Emeritus Professor, École Polytechnique Fédérale de Lausanne & University of Padua
11 June 2025 h. 14.30
Aula B, Complesso Belmeloro, Via Andreatta 8, Bologna
Climate is rapidly changing, and so should we. This implies not giving for granted invisible structures like privileges consolidated in time, uses and traditions of the place, political and social organizations, and the expressions of collective feelings. Rethinking built and natural environments will affect both the global North and the global South alike, forcing us to reconsider our Lebensraum (sensu Ratzel) and a new development ethics accounting for a fair distribution of privileges and resources. Questions like these are pressing: Will future large-scale water resources plans make compelling arguments for the reduction of the loss of biodiversity in fluvial landscapes? Is the structure of river networks a template for large-scale spread of waterborne disease infections? Are we capable to provide solid economic arguments for preventing water development schemes in the light of the social and economic cost of predicted increased burden of disease they would bring? Do biological invasions, including historic population migrations that shaped human community compositions, as we see them today, depend on physical constraints like the waterscape acting as the substrate for their dispersal? In this talk I will address the role that that social discounting applied to public policies acquires when the preservation of the natural capital in the fluvial landscape is at stake. This demands compelling quantitative assessments. Key to that end is our capability to predict the fate of water controls on living communities stemming from the recognition that the universality of form shown by the fluvial landscape affects decisively the predictability of their function as ecological corridors. The time is thus ripe to rethink the distributive justice in water resources management, as a path to reduce inequalities on a global scale. When I travel to the South of the world, I see that access to safe water distribution is socially biased, but the ownership of a cell phone is not. When we acknowledge that water management plans may cause loss of biodiversity or foster the spread of poverty-reinforcing disease, we easily account for the GDP impact of improved agriculture but usually fail to put a price tag on the ecosystem services we lose for good, nor to the true social and economic cost of disease. My take is this must change because we now have the right tools – reflected in water.
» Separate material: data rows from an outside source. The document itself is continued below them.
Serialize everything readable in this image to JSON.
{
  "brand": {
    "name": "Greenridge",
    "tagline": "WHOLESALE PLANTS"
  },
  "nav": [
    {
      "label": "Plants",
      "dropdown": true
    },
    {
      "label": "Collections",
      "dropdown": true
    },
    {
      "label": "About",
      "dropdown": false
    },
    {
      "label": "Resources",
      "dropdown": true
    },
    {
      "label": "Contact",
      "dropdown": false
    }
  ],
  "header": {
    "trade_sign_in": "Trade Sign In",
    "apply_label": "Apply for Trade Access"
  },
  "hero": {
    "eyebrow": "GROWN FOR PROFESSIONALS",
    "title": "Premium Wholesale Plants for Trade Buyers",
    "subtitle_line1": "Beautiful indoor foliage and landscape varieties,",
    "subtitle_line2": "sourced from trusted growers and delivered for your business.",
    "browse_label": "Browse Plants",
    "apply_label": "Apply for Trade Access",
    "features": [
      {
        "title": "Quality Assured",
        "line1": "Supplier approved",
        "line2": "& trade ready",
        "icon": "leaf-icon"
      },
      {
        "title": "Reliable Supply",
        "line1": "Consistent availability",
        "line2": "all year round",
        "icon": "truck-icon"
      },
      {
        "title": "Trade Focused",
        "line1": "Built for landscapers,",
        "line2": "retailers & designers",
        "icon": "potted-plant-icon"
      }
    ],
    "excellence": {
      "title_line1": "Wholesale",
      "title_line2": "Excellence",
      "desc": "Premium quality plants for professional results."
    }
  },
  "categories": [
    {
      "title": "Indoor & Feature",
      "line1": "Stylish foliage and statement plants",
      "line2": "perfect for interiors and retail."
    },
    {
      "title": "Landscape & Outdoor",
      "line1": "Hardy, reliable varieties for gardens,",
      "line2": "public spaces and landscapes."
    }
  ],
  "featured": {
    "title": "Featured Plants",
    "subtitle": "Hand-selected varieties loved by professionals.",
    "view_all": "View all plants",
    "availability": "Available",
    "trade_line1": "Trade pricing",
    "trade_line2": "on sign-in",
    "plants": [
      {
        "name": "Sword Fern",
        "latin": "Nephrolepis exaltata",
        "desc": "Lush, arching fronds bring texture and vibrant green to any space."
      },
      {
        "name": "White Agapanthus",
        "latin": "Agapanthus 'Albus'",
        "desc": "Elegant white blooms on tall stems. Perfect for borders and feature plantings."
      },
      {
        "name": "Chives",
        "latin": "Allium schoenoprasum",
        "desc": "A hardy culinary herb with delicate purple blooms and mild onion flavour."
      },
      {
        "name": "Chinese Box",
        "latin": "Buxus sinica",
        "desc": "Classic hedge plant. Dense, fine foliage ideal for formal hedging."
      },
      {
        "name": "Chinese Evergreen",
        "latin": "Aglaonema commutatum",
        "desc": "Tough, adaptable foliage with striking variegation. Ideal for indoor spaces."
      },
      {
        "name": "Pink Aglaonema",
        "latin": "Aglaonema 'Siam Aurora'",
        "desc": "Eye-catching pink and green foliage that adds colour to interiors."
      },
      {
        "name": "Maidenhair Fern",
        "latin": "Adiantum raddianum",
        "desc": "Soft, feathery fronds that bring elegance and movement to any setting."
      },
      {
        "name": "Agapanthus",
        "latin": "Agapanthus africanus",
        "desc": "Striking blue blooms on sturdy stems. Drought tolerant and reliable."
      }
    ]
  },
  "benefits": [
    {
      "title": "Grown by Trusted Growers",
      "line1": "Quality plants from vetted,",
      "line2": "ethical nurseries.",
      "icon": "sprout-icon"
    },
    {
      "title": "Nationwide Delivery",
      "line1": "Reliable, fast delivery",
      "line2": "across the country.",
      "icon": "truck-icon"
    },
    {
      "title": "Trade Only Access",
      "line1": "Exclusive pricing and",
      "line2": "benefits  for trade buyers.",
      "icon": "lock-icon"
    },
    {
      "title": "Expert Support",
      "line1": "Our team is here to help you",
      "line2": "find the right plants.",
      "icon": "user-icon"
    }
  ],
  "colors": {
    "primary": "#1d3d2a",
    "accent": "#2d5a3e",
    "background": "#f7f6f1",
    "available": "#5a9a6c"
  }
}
ANDREA RINALDO (Venice, 1954). Emeritus Professor at the University of Padua and the École Polytechnique Fédérale Lausanne. Honors degree in Engineering (Padua), PhD in Fluid Mechanics, Purdue University, two doctorates honoris causa. Research associate and visiting Professor at the Massachusetts Institute of Technology (1993-2001) and Princeton University (2004-2008). Royal Swedish Academy of Sciences, National Academy of Sciences and National Academy of Engineering of the USA, Accademia dei Lincei, Istituto Veneto di SSLLAA (as President, 2021-2027). In 2023 he received from HM the King of Sweden the Stockholm Water Prize.